The event, dubbed "Huff, Puff & Cuff," is based on the PA State Police test, and will feature men and women attempting to run "300 meters in 77 seconds, have a vertical leap of 14 inches, do 13 pushups without any time limit, and run a mile and a half in 17 minutes and 48 seconds," according to Giordano.

A Department of Justice lawsuit contends that physical fitness requirements for female applicants at the state police academy are discriminatory and preventing more women from becoming troopers.

Employment lawyer Nancy Ezold, a principal with The Ezold Law Firm, P.C., suggested there may merit to the DOJ's case.

"It wouldn't be the first time that qualifications for a job result in the disqualification of a certain class of people, and it warrants a good look to determine whether the qualifications are necessary," Ezold told me in a telephone interview today. "And I believe that the government's suit against the state police was very likely brought based on information that the qualifications are not necessary to the job. The question is whether there is a legitimate business necessity for the physical requirements of state police applicants," adding, "Until the case is tried, we won't know that."

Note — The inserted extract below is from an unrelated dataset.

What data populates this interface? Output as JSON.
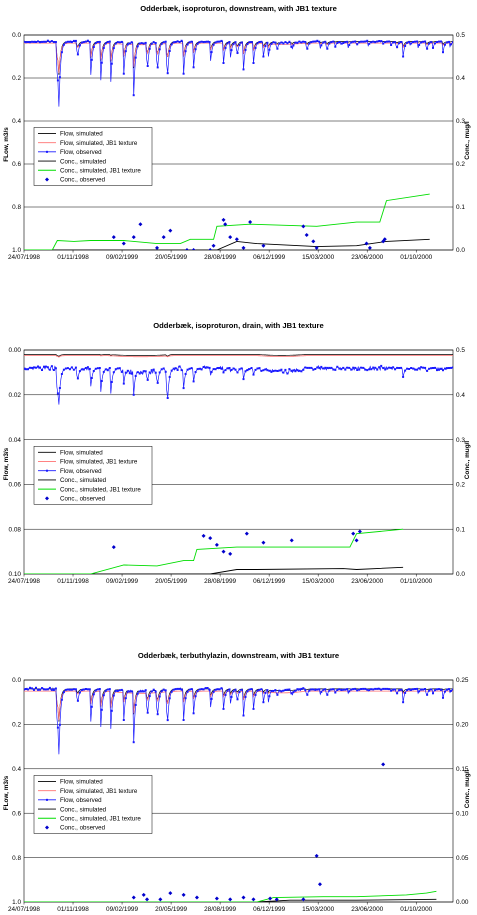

Ezold did acknowledge that "women are generally smaller than men, and women generally don't have the same upper body strength as a man." At the same time, she also brought up that there are female firefighters, police officers and military personnel that haven't been disqualified from their jobs in the manner in which the female state police applicants may have been.

Kimberly Garrison, the Daily News fitness columnist and owner of 1-on-1 Ultimate Fitness, chimed in with me via an emailed response.

"I think that law enforcement is one of the most physically and mentally challenging jobs and only those uniquely qualified to perform it should be hired," Garrison said. "If anything, the fitness standards should be raised, but certainly not lowered.  Lowering standards is a disservice to us all."

Christine Flowers, the Daily News opinion columnist, plans to attend Giordano's event tomorrow. I asked her why.

"As someone who flunked gym at Merion Mercy and was the last to be picked for intramural teams -- even when my best friends were making the selections -- I am thrilled to meet this challenge which, let's be honest, demands significantly less stamina than cleaning a house or getting a toddler ready for bed," she said.

Giordano, in an editorial which appeared on Tuesday in West Chester's Daily Local News, cited Mo'ne Davis, the Taney Dragon's pitcher, as his quintessential example.

"Mo'ne Davis has made the cover of Sports Illustrated. She earned that distinction for a multitude of reasons. She is one of the few girls ever to compete in the Little League World Series. Equally impressive, she dominated the boys with a fastball topping out at 70 mph. She thrilled us with her ability to compete," he said.

"It's a shame that a number of women in Pennsylvania who want to be Pennsylvania state cops haven't followed her example."